City Council members made a mistake two weeks ago when they voted, albeit by a narrow 5-4 margin, to allow a large, new billboard with blinking lights to be erected at a busy intersection near Hamilton Place, all because a billboard inspector mistakenly had approved a permit for a billboard that clearly violated the city’s billboard rules and the valued Scenic Corridor restrictions. If at least one of the five council members who voted to let the mistake dictate that result will vote tonight to reverse course, the unconscionable vote may be corrected.
It might result in a court fight, but preserving the city’s rules to limit further billboard blight is worth a court fight.
The City Council has been wise enough over the past two decades to create and strengthen its billboard restrictions. Indeed, it has added dozens of roadways to the list of protected Scenic Corridors to prevent the proliferation of billboards as new commercial areas are developed. To see a list of the latter, see Chapter Five of the City Code, at http://www.chattanooga.gov/City_Council/110_Code.asp
Current council members should be wise enough now to reverse a misguided surrender, taken under threat of court action, that would undermine its billboard codes. If it comes to a court fight, at least billboard companies will know that the City Council is prepared to fight to bar proliferation of more and larger billboards.
The billboard at issue concerns a plan by Fairway Outdoor Advertising to replace a junior billboard that has long stood at the intersection of Gunbarrel and East Brainerd roads with a larger, more glaring billboard. Junior billboards may not be larger than 75 square feet, or about six feet high by just over 12 feet long. The next size category allows billboards up to 380 square feet. The billboard with blinking lights that Fairway Outdoor Advertising wants to put up on the northwest corner of Gunbarrel and East Brainerd roads would be about 12 feet high by 25 feet long, or 300 square feet.
Residents of the area are understandably alarmed. They have been pushing the council to reverse the May 10 vote. They have reason and common sense on their side.
The permit mistakenly was approved in the handling of several requests for permits to update the structure of old billboards, which are allowed to be rehabbed, at the same size, under laws that protect the continued use of billboards that were in place before the city established bill codes. One of these permits, however, requested an upgrade in size, from junior to medium size billboards, allowed under a state law that is not applicable in Chattanooga. The city’s home rule status exempts it from compliance with the Legislature’s sneaky 2005 revision of state billboard laws that allowed one-size upgrades of grandfathered billboards.
The city’s mistaken approval of that permit gave Fairway Outdoor Advertising grounds to proceed with installation of the larger billboard. When the mistake was discovered, the city issued a stop-work order on the installation. That prompted Fairway to sue the city in Chancery Court for $185,000 for lost revenue on the installation, plus lost potential advertising revenue on the larger billboard.

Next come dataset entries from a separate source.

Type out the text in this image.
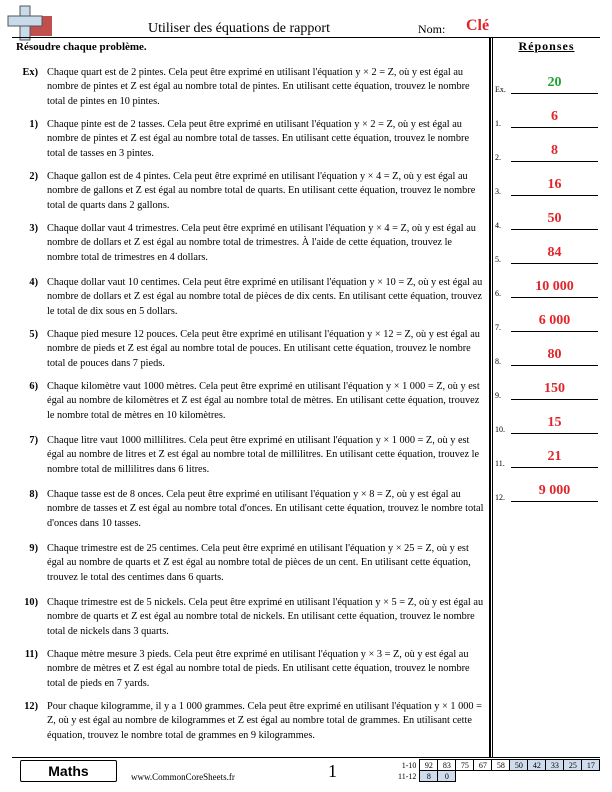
Utiliser des équations de rapport	Nom: Clé
Résoudre chaque problème.	Réponses
Ex) Chaque quart est de 2 pintes. Cela peut être exprimé en utilisant l'équation y × 2 = Z, où y est égal au nombre de pintes et Z est égal au nombre total de pintes. En utilisant cette équation, trouvez le nombre total de pintes en 10 pintes.
1) Chaque pinte est de 2 tasses. Cela peut être exprimé en utilisant l'équation y × 2 = Z, où y est égal au nombre de pintes et Z est égal au nombre total de tasses. En utilisant cette équation, trouvez le nombre total de tasses en 3 pintes.
2) Chaque gallon est de 4 pintes. Cela peut être exprimé en utilisant l'équation y × 4 = Z, où y est égal au nombre de gallons et Z est égal au nombre total de quarts. En utilisant cette équation, trouvez le nombre total de quarts dans 2 gallons.
3) Chaque dollar vaut 4 trimestres. Cela peut être exprimé en utilisant l'équation y × 4 = Z, où y est égal au nombre de dollars et Z est égal au nombre total de trimestres. À l'aide de cette équation, trouvez le nombre total de trimestres en 4 dollars.
4) Chaque dollar vaut 10 centimes. Cela peut être exprimé en utilisant l'équation y × 10 = Z, où y est égal au nombre de dollars et Z est égal au nombre total de pièces de dix cents. En utilisant cette équation, trouvez le total de dix sous en 5 dollars.
5) Chaque pied mesure 12 pouces. Cela peut être exprimé en utilisant l'équation y × 12 = Z, où y est égal au nombre de pieds et Z est égal au nombre total de pouces. En utilisant cette équation, trouvez le nombre total de pouces dans 7 pieds.
6) Chaque kilomètre vaut 1000 mètres. Cela peut être exprimé en utilisant l'équation y × 1 000 = Z, où y est égal au nombre de kilomètres et Z est égal au nombre total de mètres. En utilisant cette équation, trouvez le nombre total de mètres en 10 kilomètres.
7) Chaque litre vaut 1000 millilitres. Cela peut être exprimé en utilisant l'équation y × 1 000 = Z, où y est égal au nombre de litres et Z est égal au nombre total de millilitres. En utilisant cette équation, trouvez le nombre total de millilitres dans 6 litres.
8) Chaque tasse est de 8 onces. Cela peut être exprimé en utilisant l'équation y × 8 = Z, où y est égal au nombre de tasses et Z est égal au nombre total d'onces. En utilisant cette équation, trouvez le nombre total d'onces dans 10 tasses.
9) Chaque trimestre est de 25 centimes. Cela peut être exprimé en utilisant l'équation y × 25 = Z, où y est égal au nombre de quarts et Z est égal au nombre total de pièces de un cent. En utilisant cette équation, trouvez le total des centimes dans 6 quarts.
10) Chaque trimestre est de 5 nickels. Cela peut être exprimé en utilisant l'équation y × 5 = Z, où y est égal au nombre de quarts et Z est égal au nombre total de nickels. En utilisant cette équation, trouvez le nombre total de nickels dans 3 quarts.
11) Chaque mètre mesure 3 pieds. Cela peut être exprimé en utilisant l'équation y × 3 = Z, où y est égal au nombre de mètres et Z est égal au nombre total de pieds. En utilisant cette équation, trouvez le nombre total de pieds en 7 yards.
12) Pour chaque kilogramme, il y a 1 000 grammes. Cela peut être exprimé en utilisant l'équation y × 1 000 = Z, où y est égal au nombre de kilogrammes et Z est égal au nombre total de grammes. En utilisant cette équation, trouvez le nombre total de grammes en 9 kilogrammes.
Ex.	20
1.	6
2.	8
3.	16
4.	50
5.	84
6.	10 000
7.	6 000
8.	80
9.	150
10.	15
11.	21
12.	9 000
Maths	www.CommonCoreSheets.fr	1	1-10	92	83	75	67	58	50	42	33	25	17
11-12	8	0								
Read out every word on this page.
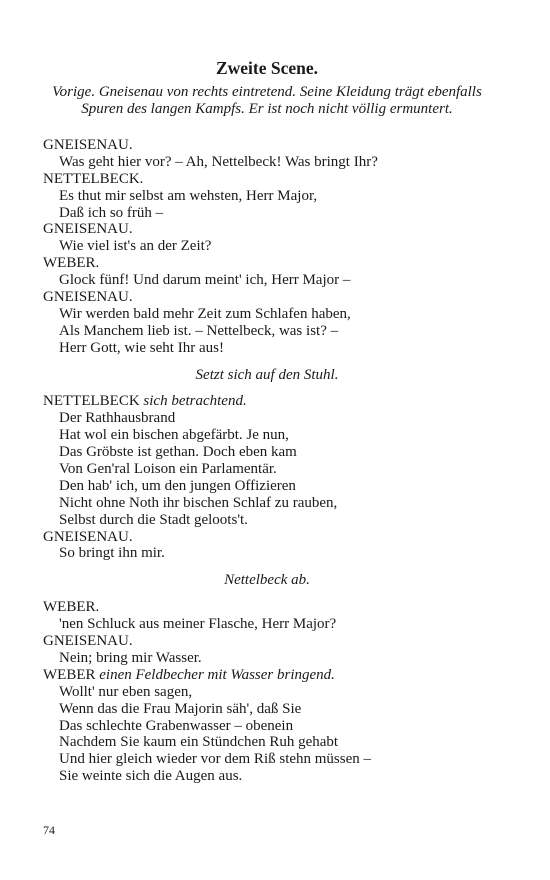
Zweite Scene.
Vorige. Gneisenau von rechts eintretend. Seine Kleidung trägt ebenfalls
Spuren des langen Kampfs. Er ist noch nicht völlig ermuntert.
GNEISENAU.
Was geht hier vor? – Ah, Nettelbeck! Was bringt Ihr?
NETTELBECK.
Es thut mir selbst am wehsten, Herr Major,
Daß ich so früh –
GNEISENAU.
Wie viel ist's an der Zeit?
WEBER.
Glock fünf! Und darum meint' ich, Herr Major –
GNEISENAU.
Wir werden bald mehr Zeit zum Schlafen haben,
Als Manchem lieb ist. – Nettelbeck, was ist? –
Herr Gott, wie seht Ihr aus!
Setzt sich auf den Stuhl.
NETTELBECK sich betrachtend.
Der Rathhausbrand
Hat wol ein bischen abgefärbt. Je nun,
Das Gröbste ist gethan. Doch eben kam
Von Gen'ral Loison ein Parlamentär.
Den hab' ich, um den jungen Offizieren
Nicht ohne Noth ihr bischen Schlaf zu rauben,
Selbst durch die Stadt geloots't.
GNEISENAU.
So bringt ihn mir.
Nettelbeck ab.
WEBER.
'nen Schluck aus meiner Flasche, Herr Major?
GNEISENAU.
Nein; bring mir Wasser.
WEBER einen Feldbecher mit Wasser bringend.
Wollt' nur eben sagen,
Wenn das die Frau Majorin säh', daß Sie
Das schlechte Grabenwasser – obenein
Nachdem Sie kaum ein Stündchen Ruh gehabt
Und hier gleich wieder vor dem Riß stehn müssen –
Sie weinte sich die Augen aus.
74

Subsequent legal negotiations resulted in a proposal, adopted by the City Council on May 10, to let installation of the new and larger billboard proceed, subject to a condition that Fairway would not again request a renewal permit under the non-applicable state law allowing a one-size upgrade of existing billboards when they are rebuilt.
If the council lets this agreement stand, it may or may not result in further violations of the city’s billboard codes. But it clearly would establish a possibly permanent installation of an offensive, intrusive billboard that does not conform to the city’s codes. And it would let Fairway, which owns most of the city’s junior billboards, escape without a penalty for submitting a request for a size upgrade under a state law which is forbidden under the city’s home rule exemption from that law.
The city should not submissively allow the company to profit from a mistaken approval of a request for a large billboard to which it is not entitled to seek a permit. That is reason enough, on the principle of it, for the city to contest the company’s presumed right to profit from a mistake that it effectively originated.
Councilman Jack Benson has promised to seek a reversal tonight of the decision by the five council members who were rushed by city officials to approve an agreement which arguably should not stand. It takes the vote of just one to protect the East Brainerd neighborhood, and the larger principle of fighting billboard blight.